Officials recommend measures to prevent flooding in Wigan

The town was among areas in the North West affected by flooding following a New Year's Day storm

Flooding in Lincoln Drive, Wigan
Author: Nick Jackson, Local Democracy Reporting ServicePublished 22nd Jun 2025

Wide-ranging measures have been recommended to reduce flood risk in three areas of Wigan in the wake of the New Year’s Day storm, which hit dozens of homes.

The study has been published by Wigan council in partnership with water company United Utilities as part of its legal duties as the lead flood authority.

Many of the recommendations fall to the local authority and UU themselves to take decisive action within the next 12 months.

Homes were evacuated in the early hours of January 1 when what experts described as a ‘double peak’ storm hit Greater Manchester.

The worst hit areas were Platt Bridge, where several feet of water flooded into Templeton Road with another area around Bickershaw Lane, Keats Way and Simpkin Street also affected.

Others included Lincoln Drive in Ashton-in-Makerfield, where 37 homes were submerged after Millingford Brook overtopped and local drains could not cope with surface water.

The report also details how homes in Bolton House Road, in Bickershaw village, were also flooded. One cause was identified as ‘historic flooding from a culverted watercourse,’ which has been ‘poorly maintained’ and is on private land owned by an unidentified company that is now insolvent.

Recommendations contained in the report say the council should identify the ownership of the watercourse and ‘ensure a significant maintenance regime is in place to reduce further risk’.

But the report also says property owners have a responsibility to look after their own properties, ‘including the risks of water entering it and causing damage’.
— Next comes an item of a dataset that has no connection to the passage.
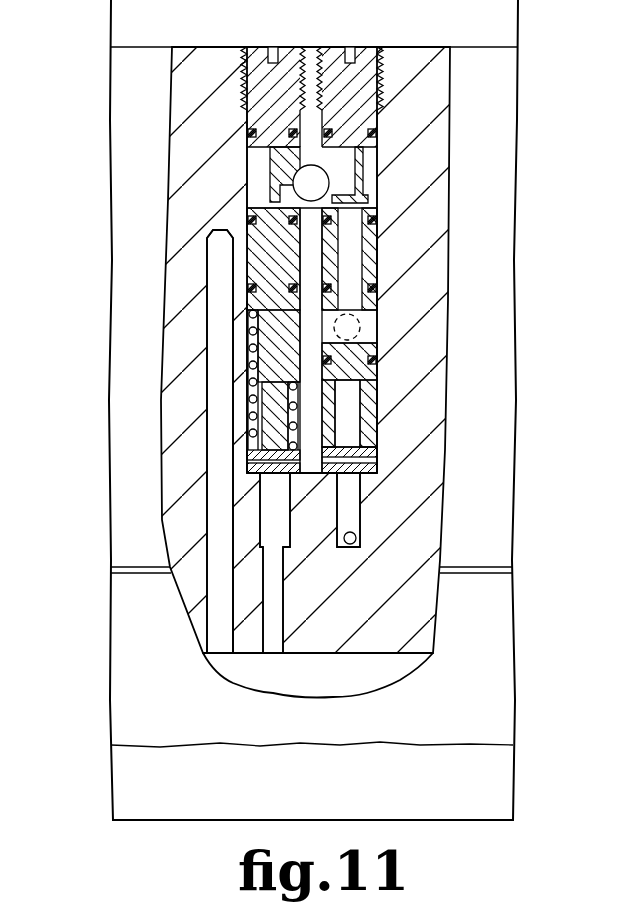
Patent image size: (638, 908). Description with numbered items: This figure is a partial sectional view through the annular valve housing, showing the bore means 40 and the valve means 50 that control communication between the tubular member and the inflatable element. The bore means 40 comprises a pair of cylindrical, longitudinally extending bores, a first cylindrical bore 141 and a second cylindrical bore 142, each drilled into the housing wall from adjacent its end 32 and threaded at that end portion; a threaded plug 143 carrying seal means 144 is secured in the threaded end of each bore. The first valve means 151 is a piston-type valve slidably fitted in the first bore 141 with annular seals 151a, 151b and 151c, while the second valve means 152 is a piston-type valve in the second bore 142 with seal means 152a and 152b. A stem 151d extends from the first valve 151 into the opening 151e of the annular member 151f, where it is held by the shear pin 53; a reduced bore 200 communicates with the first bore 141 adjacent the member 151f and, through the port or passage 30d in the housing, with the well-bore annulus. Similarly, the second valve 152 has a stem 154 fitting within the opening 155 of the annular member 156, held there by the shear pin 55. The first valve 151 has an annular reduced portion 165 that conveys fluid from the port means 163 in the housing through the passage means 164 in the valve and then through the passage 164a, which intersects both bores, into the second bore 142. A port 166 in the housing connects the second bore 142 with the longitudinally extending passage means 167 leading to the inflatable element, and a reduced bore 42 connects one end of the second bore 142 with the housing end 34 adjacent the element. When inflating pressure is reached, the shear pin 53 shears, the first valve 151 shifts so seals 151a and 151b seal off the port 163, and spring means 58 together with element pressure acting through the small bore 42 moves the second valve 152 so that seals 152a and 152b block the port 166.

Possible measures put forward include flood barriers and automatically closing airbricks in walls

“Property flood resistance (PFR) can also be used within a building to minimise damage if internal flooding still occurs,” the report says.

“It is good practice for local residents to find out about any flood risk in the area, sign up for the Environment Agency’s free flood warnings/alerts where available and make a written plan of how they will respond to a flood situation. Business owners should also make a flood plan for their business.”

However, a string of recommendations has also been given to United Utilities and Wigan council.

The council is being advised to step up its annual highway gullies cleaning operations to a six-monthly cycle, and to identify projects for funding for people affected by internal flooding on Bolton House Road.

United Utilities is also being told to ‘maintain efficient operations of sewers’.

“An essential flood risk management duty is defined under the Water Industry Act 1991, which states that water and sewerage companies have a duty to provide, maintain and operate systems of public sewers and works for the purpose of effectively draining an area,” the report says.

In Ashton-in-Makerfield, UU has been told it should install a flap valve to prevent floodwater backing up along the system and engulfing manholes and gullies on Lincoln Drive, when the sewer become submerged.

In the same location, Wigan council should also investigate the condition of the culverted watercourse to the west of Lincoln Drive and ‘review its contribution to the flooding’.

“The owner should be identified,” the report goes on. “This is necessary to improve its condition and to install a flap valve at the outfall of the watercourse into Millingford Brook.”

“Wigan council, UU and the Environment Agency should work in partnership to undertake a feasibility study to explore potential actions for alleviating flood risk in the Lincoln Drive area, by the summer of 2026.”

All the areas mentioned in the report have experienced prior events of flooding within the last 25 years.

But of the January 1 flood, the report goes on: “The event has caused significant disruption to the lives of the residents that were flooded.

“Financial losses have been incurred, with concerns raised about the impact of flooding on property values. The flooding caused damage and contamination of material goods, with residents also noting the irreplaceability of some of the belongings lost. Some explained that they are not eligible for insurance.”

In Platt Bridge, the report said there were no formal flood defences along Hey Brook, Brookside Brook or the Brookside Brook drain.

Environmental company JBA Consulting, which undertook the bulk of the report, said that there was evidence of obstructions as a result of fly-tipping in the water, but ‘given the volume of rainfall, the reduction in channel volume is unlikely to have had a considerable impact on the water overtopping the channel’.

The report goes on: “Energy bills also increased for some residents, due to the power required for dehumidifiers and heaters to dry their properties.

“A few residents commented on how the flooding would adversely affect their insurance premiums and property values.

“Dealing with the aftermath of the flood has also required some residents to take time off work. All the residents who responded to our questionnaire reported having to move to temporary accommodation.

“The flood event has caused immense stress and has compromised the wellbeing and mental health of those impacted.”